Звоню Вале. Поздравляю. Говорю все слова, какие полагается говорить в подобных случаях, а потом спрашиваю: не готова ли она заехать ко мне для серьезного разговора, откладывать который никак нельзя.

Пономарева приехала почему-то с тортом.

— Что за пижонство. Валя? Ты ко мне, к мужику, на серьезный разговор, а не на день рождения и вдруг с тортом?

— А чаем вы меня собирались поить? Так я и подумала, и решила — торт не помешает, тем более есть повод… все-таки рекорд сделан.

Стол мы укомплектовали в моем любимом помещении — на кухне. Кроме Валиного торта, извлекли из холодильника кое-что и более существенное. Выпили понемногу за рекорд. А еще Валя подхалимски предложила — за учителя, имея в виду меня. А я сказал тогда, что дай бог, не последнюю.
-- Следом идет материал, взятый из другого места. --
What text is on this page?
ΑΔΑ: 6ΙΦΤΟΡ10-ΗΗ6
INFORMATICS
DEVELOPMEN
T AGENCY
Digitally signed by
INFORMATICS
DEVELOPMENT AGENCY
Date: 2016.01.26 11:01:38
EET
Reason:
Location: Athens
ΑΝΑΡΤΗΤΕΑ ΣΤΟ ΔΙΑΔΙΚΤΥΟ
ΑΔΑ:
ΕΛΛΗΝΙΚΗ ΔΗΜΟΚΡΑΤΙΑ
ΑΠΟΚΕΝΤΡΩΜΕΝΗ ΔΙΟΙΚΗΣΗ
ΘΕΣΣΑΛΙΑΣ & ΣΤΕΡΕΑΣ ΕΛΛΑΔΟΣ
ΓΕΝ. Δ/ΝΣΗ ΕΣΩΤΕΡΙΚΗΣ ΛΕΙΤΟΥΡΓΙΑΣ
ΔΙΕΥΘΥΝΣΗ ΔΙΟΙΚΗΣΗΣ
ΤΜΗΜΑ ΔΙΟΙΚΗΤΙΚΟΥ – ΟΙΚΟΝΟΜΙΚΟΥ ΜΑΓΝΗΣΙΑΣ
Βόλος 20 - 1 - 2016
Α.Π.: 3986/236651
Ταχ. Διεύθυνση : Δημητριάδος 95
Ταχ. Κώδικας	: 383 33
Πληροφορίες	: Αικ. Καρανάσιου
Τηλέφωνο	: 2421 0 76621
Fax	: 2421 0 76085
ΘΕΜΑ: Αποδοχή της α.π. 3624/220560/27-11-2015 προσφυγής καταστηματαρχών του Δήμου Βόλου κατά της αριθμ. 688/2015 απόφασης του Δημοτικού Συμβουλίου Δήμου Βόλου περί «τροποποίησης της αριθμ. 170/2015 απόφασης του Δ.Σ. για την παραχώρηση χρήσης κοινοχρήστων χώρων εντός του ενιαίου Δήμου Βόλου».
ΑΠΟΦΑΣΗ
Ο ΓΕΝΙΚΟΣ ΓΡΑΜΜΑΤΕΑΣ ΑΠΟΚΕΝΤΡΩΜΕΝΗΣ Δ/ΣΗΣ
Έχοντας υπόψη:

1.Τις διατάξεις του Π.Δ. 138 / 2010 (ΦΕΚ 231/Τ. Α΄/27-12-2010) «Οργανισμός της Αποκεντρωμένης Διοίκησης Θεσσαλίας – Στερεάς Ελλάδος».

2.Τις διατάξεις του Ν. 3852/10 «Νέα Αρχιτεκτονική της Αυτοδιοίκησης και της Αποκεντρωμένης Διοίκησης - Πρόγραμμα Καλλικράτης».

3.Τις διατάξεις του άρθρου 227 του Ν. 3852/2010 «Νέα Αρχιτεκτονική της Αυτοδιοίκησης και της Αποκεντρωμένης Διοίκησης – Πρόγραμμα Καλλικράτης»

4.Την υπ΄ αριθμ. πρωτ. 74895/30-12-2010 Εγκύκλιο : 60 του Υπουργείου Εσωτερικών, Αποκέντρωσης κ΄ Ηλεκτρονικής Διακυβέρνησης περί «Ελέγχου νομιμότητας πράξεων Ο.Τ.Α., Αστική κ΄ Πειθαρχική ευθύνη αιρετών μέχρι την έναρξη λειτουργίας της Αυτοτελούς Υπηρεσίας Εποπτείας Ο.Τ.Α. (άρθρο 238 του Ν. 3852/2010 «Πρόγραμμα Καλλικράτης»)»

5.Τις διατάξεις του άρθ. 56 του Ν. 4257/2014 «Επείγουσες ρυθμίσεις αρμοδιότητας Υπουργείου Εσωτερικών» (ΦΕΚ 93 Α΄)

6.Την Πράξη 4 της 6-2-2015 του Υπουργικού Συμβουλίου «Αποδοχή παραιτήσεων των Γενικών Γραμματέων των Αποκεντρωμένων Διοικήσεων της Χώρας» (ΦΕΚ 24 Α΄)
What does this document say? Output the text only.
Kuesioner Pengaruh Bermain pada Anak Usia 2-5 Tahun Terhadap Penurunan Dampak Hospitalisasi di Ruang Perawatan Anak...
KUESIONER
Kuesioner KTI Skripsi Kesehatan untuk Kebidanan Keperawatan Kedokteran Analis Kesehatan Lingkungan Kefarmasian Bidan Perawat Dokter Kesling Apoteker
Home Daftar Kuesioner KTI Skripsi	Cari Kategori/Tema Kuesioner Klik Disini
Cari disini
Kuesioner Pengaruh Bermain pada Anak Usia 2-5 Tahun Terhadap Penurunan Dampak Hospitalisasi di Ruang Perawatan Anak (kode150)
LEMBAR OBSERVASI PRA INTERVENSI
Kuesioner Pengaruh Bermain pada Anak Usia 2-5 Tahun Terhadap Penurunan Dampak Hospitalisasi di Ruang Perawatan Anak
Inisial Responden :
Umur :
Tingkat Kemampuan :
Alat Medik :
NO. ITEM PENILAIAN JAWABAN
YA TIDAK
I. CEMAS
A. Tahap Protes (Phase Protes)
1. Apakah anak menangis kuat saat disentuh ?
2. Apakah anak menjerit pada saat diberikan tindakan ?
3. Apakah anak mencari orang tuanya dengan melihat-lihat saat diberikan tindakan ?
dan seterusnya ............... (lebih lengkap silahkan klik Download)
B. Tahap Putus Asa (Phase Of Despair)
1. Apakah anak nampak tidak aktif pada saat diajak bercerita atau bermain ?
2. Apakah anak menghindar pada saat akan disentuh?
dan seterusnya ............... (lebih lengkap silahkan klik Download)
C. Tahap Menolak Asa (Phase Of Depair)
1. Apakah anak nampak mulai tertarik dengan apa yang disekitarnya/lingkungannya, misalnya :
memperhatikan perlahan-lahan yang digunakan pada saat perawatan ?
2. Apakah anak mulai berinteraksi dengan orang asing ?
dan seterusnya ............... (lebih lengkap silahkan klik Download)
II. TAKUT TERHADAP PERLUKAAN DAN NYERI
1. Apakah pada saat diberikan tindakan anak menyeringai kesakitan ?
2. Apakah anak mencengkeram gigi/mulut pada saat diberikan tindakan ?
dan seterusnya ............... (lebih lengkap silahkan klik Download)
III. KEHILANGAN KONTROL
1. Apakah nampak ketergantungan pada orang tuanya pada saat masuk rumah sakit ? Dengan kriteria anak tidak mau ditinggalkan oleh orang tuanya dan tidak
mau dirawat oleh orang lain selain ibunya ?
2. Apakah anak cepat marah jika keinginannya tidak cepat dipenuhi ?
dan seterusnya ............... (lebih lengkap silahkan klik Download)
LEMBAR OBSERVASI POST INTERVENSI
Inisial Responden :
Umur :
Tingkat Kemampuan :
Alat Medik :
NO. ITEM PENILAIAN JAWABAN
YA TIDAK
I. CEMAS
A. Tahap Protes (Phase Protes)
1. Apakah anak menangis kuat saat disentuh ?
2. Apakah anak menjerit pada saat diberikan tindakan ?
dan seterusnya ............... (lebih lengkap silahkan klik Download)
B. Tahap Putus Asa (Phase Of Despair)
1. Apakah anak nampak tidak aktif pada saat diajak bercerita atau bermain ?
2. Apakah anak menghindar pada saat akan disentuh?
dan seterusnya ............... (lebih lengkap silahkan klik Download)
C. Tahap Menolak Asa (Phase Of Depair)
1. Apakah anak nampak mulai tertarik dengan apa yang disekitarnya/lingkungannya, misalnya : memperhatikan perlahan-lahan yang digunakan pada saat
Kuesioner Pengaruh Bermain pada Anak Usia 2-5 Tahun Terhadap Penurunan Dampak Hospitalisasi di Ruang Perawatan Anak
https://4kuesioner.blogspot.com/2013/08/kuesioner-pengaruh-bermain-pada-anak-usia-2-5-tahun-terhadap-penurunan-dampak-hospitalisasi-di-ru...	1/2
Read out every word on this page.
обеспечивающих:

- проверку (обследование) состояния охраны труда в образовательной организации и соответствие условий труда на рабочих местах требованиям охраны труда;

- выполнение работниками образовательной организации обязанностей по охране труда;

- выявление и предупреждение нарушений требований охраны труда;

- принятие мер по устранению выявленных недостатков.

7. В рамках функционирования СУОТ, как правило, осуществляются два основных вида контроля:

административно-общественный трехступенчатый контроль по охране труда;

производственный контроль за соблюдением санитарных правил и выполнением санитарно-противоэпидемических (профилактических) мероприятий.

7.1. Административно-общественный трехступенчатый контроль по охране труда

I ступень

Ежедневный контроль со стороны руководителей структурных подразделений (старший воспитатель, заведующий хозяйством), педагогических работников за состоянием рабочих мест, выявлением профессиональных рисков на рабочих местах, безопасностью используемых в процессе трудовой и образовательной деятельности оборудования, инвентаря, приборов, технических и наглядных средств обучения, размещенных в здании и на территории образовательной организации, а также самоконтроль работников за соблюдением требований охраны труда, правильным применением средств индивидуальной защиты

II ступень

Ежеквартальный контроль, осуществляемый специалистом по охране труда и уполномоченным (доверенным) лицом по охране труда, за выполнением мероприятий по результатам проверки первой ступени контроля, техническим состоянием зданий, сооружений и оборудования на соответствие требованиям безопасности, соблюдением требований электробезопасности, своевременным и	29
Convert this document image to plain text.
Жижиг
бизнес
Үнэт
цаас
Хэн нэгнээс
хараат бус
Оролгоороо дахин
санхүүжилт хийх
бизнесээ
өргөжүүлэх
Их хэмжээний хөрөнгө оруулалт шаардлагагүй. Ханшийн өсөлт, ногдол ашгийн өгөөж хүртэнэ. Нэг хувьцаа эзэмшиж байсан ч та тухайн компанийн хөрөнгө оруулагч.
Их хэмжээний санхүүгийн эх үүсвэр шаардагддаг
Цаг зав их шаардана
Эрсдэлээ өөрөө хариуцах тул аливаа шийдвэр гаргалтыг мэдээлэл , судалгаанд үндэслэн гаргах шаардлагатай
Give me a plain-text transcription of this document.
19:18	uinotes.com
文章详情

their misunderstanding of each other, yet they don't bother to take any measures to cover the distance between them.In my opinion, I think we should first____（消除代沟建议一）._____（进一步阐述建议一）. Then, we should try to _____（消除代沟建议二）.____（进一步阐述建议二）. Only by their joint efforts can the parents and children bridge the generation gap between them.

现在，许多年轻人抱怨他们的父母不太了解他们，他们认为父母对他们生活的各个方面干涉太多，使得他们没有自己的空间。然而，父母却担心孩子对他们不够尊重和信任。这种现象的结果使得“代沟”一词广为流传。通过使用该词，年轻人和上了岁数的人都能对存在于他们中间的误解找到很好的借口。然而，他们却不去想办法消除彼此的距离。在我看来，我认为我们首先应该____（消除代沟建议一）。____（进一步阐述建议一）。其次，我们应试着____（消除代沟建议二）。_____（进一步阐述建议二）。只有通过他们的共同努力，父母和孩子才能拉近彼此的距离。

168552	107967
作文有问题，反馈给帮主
— Если за рекорд, согласна, чтоб он не последний был. А если еще выпить… увольте. Я же слабая женщина.

— Вот что, слабая женщина, в понедельник мне предстоит принимать решение: соглашаюсь или отказываюсь продолжать воздействие на облака по новой программе. Откровенно — работенка не сахар. Но насколько могу судить, ей придается государственное значение, даже специальную ЛЛ построили. Вчера я на ней слетал. Впечатление осталось хорошее. Машина напоминает твою рекордную, габаритами чуть поменьше, оборудование приспособлено так, что теперь реагент не придется высыпать из мешков через двери. Чего не хватает, — тут я сделал паузу и поглядел Вале в глаза. Она слушала внимательно и, готов биться об заклад, меньше всего ожидала того, что я собирался сказать: — Мне не хватает второго пилота…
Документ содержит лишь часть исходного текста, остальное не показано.